Конечно, она последовательная, моя большая подруга Николь. Хорошо, что в нашей редакции все такие, как я, – параллельные и незавершенные, способные порушить правильно налаженное расписание и прийти на работу утром, прямо к восьми, то есть практически ночью.
Я сказала ей: «Утро в редакции начинается в одиннадцать! И то…» Она ответила: «Когда у вас одиннадцать, у нас – три часа ночи. Извините, но в это время мы уже спим! В полночь я могу, в полночь у меня энергетический рассвет. Пусть мне пойдут навстречу, а?»

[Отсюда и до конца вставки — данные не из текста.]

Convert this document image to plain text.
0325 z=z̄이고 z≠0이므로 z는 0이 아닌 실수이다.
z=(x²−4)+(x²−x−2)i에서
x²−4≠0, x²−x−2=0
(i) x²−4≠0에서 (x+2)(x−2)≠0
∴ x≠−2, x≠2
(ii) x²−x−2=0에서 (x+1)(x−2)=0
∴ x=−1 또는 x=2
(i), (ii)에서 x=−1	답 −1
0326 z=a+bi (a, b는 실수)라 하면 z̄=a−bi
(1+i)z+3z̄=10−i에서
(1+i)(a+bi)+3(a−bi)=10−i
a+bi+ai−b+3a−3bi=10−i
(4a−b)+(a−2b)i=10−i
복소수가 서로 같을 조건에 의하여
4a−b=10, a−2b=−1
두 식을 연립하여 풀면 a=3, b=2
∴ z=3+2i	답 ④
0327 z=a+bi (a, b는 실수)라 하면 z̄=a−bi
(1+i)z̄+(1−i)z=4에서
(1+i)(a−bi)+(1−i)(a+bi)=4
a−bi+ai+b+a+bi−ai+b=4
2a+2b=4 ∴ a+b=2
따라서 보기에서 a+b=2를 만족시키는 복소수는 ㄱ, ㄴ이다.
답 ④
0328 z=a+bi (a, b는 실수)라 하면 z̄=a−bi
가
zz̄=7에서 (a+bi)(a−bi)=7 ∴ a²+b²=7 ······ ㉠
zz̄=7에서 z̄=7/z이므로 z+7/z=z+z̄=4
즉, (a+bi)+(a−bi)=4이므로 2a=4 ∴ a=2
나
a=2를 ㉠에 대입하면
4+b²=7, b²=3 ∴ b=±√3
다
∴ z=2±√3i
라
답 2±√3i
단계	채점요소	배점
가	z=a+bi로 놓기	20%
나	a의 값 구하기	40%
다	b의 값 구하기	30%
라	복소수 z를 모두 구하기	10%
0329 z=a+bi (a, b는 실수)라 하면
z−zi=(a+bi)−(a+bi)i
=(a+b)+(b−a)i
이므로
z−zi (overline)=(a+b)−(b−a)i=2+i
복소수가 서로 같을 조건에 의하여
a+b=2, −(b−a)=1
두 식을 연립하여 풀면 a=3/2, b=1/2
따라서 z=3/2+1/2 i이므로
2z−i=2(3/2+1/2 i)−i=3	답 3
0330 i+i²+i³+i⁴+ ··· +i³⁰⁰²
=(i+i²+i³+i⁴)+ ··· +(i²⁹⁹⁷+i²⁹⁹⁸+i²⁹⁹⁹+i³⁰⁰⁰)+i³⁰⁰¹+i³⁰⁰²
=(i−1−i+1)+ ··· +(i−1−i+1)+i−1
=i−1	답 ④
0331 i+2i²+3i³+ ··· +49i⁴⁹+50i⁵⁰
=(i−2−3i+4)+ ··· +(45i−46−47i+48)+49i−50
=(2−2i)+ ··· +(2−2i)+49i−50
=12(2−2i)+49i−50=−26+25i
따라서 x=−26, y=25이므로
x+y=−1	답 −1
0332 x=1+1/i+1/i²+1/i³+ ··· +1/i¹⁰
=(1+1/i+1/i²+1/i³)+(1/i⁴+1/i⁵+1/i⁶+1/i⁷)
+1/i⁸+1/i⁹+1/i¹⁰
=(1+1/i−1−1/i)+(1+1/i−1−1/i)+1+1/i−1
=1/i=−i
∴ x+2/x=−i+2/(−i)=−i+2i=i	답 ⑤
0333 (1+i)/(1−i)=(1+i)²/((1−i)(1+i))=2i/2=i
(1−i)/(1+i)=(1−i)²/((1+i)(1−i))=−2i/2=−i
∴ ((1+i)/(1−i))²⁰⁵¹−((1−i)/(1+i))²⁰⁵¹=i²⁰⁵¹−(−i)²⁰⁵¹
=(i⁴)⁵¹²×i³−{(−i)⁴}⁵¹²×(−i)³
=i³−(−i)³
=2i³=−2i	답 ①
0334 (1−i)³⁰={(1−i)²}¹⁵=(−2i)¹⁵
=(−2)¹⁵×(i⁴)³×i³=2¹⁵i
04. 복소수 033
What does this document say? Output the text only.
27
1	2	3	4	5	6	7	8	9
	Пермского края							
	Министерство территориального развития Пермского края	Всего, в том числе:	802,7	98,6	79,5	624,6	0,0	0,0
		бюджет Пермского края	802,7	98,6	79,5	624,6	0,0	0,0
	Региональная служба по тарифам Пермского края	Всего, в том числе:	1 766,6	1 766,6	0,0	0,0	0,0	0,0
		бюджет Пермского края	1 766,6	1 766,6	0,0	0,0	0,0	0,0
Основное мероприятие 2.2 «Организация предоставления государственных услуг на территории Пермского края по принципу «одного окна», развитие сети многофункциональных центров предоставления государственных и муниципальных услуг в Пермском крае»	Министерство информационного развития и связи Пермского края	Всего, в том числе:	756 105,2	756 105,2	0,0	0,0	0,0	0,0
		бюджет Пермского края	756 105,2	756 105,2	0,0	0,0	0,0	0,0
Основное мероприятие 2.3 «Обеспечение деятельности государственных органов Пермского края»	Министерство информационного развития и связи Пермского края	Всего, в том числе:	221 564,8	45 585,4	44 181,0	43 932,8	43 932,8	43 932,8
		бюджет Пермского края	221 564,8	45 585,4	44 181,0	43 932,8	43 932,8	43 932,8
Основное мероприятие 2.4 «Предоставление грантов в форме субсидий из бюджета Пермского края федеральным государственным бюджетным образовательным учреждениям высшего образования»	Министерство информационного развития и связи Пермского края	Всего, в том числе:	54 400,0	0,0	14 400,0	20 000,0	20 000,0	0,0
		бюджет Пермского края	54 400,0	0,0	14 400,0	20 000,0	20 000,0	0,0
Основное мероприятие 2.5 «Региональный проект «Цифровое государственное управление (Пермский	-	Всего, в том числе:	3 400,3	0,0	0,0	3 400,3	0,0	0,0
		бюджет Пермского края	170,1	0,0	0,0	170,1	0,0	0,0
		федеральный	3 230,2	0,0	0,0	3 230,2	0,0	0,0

Навстречу Николь пошел наш главный редактор Игорь Олегович. И.О. Очень точное и удачное имя. Если разобраться, это наше общее сегодняшнее имя. Мы все тут – исполняющие обязанности. До срока. До поры. До момента, когда придет настоящий, назначенный, избранный. Но он все не идет. И нет на нас никакого Маяковского крика: «Которые тут временные? Слазьте!» Потому что если мы слезем, то кто тогда останется?
Вот именно.
Игорь Олегович пошел навстречу Николь, потому что он был последним западником нашей округи. Он любил фонды, гранты, Энди Уорхола, джаз (с детских лет), выступал за легализацию легких наркотиков и бесконечно стажировался там, где «заграница нам поможет». По образованию он был врач-стоматолог. Поэтому еще у него был собственный зубопротезный кабинет и диплом, подтверждающий его участие в одной операции по пластике человеческого носа. Скорее всего, поддельный. Диплом поддельный или нос – значения не имело. Люди просто завидовали Игорю Олеговичу и его способности быть везде.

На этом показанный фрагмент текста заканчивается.